Theoretical investigations of alkali metal: rare gas interaction potentials

Abstract

Alkali vapor lasers pumped by diode lasers are currently being investigated in several laboratories. One problem with this type of device is the poor matching of the broad linewidth of the pump source with the narrow absorption lines of the alkali atoms. A possible means for overcoming this difficulty is to use far-wing line broadening effects that are associated with alkali - metal rare gas interactions. This concept has recently been demonstrated for optical excitation of Cs-Ar dimers and collision pairs. Accurate data concerning the upper and lower state potential energy curves of M-Rg pairs are needed to evaluate the scaling possibilities for alkali metal rare gas dimer lasers.
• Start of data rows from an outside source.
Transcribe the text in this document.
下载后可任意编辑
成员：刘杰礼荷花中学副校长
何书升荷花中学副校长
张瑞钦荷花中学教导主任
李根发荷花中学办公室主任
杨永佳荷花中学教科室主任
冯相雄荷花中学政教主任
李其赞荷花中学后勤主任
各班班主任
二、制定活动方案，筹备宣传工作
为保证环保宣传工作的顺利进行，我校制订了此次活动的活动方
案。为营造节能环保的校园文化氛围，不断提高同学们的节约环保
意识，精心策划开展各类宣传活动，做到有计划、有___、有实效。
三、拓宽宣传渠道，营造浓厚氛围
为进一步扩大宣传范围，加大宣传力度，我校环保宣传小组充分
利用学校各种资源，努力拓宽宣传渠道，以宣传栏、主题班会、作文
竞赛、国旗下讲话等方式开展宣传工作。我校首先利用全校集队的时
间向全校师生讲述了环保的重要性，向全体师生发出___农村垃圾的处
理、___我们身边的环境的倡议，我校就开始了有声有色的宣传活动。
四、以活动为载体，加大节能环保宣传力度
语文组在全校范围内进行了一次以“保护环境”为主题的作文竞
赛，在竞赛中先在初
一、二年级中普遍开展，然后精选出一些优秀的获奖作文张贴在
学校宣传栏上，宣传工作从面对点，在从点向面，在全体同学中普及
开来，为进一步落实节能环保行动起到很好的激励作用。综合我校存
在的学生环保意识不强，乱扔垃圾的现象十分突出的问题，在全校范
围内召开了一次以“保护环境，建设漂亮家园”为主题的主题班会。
In addition to determining the details of the dimer absorption spectra, knowledge of the ground state potential also permits calculation of the number density of dimer pairs that will contribute to the absorption at a specific wavelength. In the present study we have used theoretical potential energy curves to predict equilibrium constants for the M + Rg ↔ MRg systems with M=Rb and Cs, and Rg=Ar, Kr and Xe. Excited state potential energy curves have been calculated for CsAr, and these data have been used to investigate the ability of first-principles calculations to predict the spectral properties of the Cs-Ar dimer.